Kerry Wood is off to the bullpen, when he probably should just be off to the operating table.

Walleye says he’s over his weird leg injury and ready to tear up NFC North quarterbacks.

Cedric Benson may be close to singing.

Luol Deng has learned how to do all kind of things lefthanded. He can brush his teeth lefthanded, and sign his name lefthanded and rub one out lefthanded. Huh?

Ed Sherman on the Sandberg trade. He uses the phrase “sealing his ticket out of town” which is apparently a combination of “punching his ticket” and “sealing his fate.” Regardless, Ed Sherman is bug eyed and strange.

Maybe the Cubs should suit Ryno up the next two games?

Mike Kiley continues his streak of completely pointless and rambling opening paragraphs.

Jerry Angelo says the Mike Brown looks “quicker” after his ruptured Achilles. He didn’t say “quicker” than what, though.

I think it’s a bad sign that Dusty feels the need to defend himself on this in the first place.

Nomar’s ready to let it all hang out in Peoria. It’s a figure of speech, ladies! Relax.

Michael Finley’s going to get $51 million to not play for the Mavericks. He could get $2 to play for the Bulls. If he’s healthy again, he’d really help.

Some guys can’t tell that they’re not wanted.

The Wizard of Roz says Kyle Orton is the key to the Bears’ draft. Oh boy! The draft must have sucked, then.

The Mets think the cost to get Alfonso Soriano is too high. Which means he’ll be a Met by Saturday.

The Twins have first hand knowledge of Bret Boone’s suckitude and they might try to deal for Soriano.

Don’t do it, Kenny! Oh, who cares?

Mike Berardino thinks the Marlins should stick with what they have. He points to Dontrelle’s recent struggles (his arm is falling off) and Josh Beckett’s Kerry-Wood-like injury history as reasons to not trade Burnett. I think AJ Burnett’s even more overrated than Wood and Beckett and they should get something for him.

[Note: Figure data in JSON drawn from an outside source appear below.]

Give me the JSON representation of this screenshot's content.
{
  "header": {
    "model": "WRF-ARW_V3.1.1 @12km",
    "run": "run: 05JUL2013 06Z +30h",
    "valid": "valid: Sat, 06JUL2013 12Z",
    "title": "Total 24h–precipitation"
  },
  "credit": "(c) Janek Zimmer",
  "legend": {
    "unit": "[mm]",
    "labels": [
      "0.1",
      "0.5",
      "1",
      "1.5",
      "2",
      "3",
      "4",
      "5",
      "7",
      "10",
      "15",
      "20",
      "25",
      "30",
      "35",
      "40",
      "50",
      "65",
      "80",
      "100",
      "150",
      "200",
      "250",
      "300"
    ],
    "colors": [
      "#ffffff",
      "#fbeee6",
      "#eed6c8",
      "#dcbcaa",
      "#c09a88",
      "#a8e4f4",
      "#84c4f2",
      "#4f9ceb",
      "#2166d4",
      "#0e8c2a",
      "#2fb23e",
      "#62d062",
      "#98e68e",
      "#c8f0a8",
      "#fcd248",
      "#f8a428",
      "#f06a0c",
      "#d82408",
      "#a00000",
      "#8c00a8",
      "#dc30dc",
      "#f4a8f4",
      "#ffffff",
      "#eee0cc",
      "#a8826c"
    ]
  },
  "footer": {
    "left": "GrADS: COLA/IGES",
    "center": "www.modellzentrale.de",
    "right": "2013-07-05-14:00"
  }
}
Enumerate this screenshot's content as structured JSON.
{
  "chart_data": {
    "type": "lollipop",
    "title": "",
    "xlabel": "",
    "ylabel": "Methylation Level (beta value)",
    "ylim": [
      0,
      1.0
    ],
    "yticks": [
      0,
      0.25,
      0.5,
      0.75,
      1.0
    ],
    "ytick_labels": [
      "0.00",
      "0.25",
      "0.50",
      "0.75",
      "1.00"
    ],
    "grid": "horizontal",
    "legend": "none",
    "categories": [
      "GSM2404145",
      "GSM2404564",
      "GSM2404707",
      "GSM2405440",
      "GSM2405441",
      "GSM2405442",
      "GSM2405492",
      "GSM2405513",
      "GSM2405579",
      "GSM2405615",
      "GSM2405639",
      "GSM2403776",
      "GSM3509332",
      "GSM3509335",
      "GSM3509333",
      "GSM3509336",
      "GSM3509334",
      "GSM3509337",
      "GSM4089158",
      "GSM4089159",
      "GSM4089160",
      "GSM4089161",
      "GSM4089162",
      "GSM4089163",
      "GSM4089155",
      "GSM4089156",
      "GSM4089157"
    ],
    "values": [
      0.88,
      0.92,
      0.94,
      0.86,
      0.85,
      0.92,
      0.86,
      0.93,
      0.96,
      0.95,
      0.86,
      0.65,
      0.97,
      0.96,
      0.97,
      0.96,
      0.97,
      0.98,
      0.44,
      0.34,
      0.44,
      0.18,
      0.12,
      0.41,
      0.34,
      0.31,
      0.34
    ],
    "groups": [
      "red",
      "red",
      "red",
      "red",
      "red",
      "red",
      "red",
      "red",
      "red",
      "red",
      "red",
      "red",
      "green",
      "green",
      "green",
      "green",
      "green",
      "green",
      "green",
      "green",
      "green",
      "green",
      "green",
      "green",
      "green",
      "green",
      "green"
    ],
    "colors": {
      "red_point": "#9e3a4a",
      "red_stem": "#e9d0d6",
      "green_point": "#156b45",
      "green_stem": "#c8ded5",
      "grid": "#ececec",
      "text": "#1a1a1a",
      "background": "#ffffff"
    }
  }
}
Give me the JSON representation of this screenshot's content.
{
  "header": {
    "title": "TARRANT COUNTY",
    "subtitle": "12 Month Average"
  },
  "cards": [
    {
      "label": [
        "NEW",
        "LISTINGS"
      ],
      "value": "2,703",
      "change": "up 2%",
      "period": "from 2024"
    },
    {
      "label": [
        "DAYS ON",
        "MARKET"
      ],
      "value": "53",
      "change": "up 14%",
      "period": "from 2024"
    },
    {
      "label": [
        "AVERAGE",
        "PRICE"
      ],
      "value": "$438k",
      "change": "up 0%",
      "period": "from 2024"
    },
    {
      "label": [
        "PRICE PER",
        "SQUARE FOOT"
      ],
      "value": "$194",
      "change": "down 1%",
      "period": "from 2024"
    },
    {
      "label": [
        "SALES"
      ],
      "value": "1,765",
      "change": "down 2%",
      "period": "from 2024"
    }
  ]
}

If I were Kenny, I’d be after Omar Vizquel. The Sox claim to be all about pitching and defense, but Juan Uribe sucks at shortstop. Omar doesn’t.

The Fish are trying to lure (ahh, puns suck) Mark Redman back. I’ll never forget the way he pumped his fist after getting out of a second inning jam in NLCS game two, only to give up a three-run bomb to Kerry Wood.

The Orioles have an angry, obese, Aruban they have to unload.

You’d be rattled, too, if a little Ewok like Charley Steiner chased you down.

Kirk Rueter wants to be traded. Only nobody wants him.

Scroll down for news that Chicago wants Aubrey Huff. The Chicago White Sox.

Jeff Bagwell might be gone for good.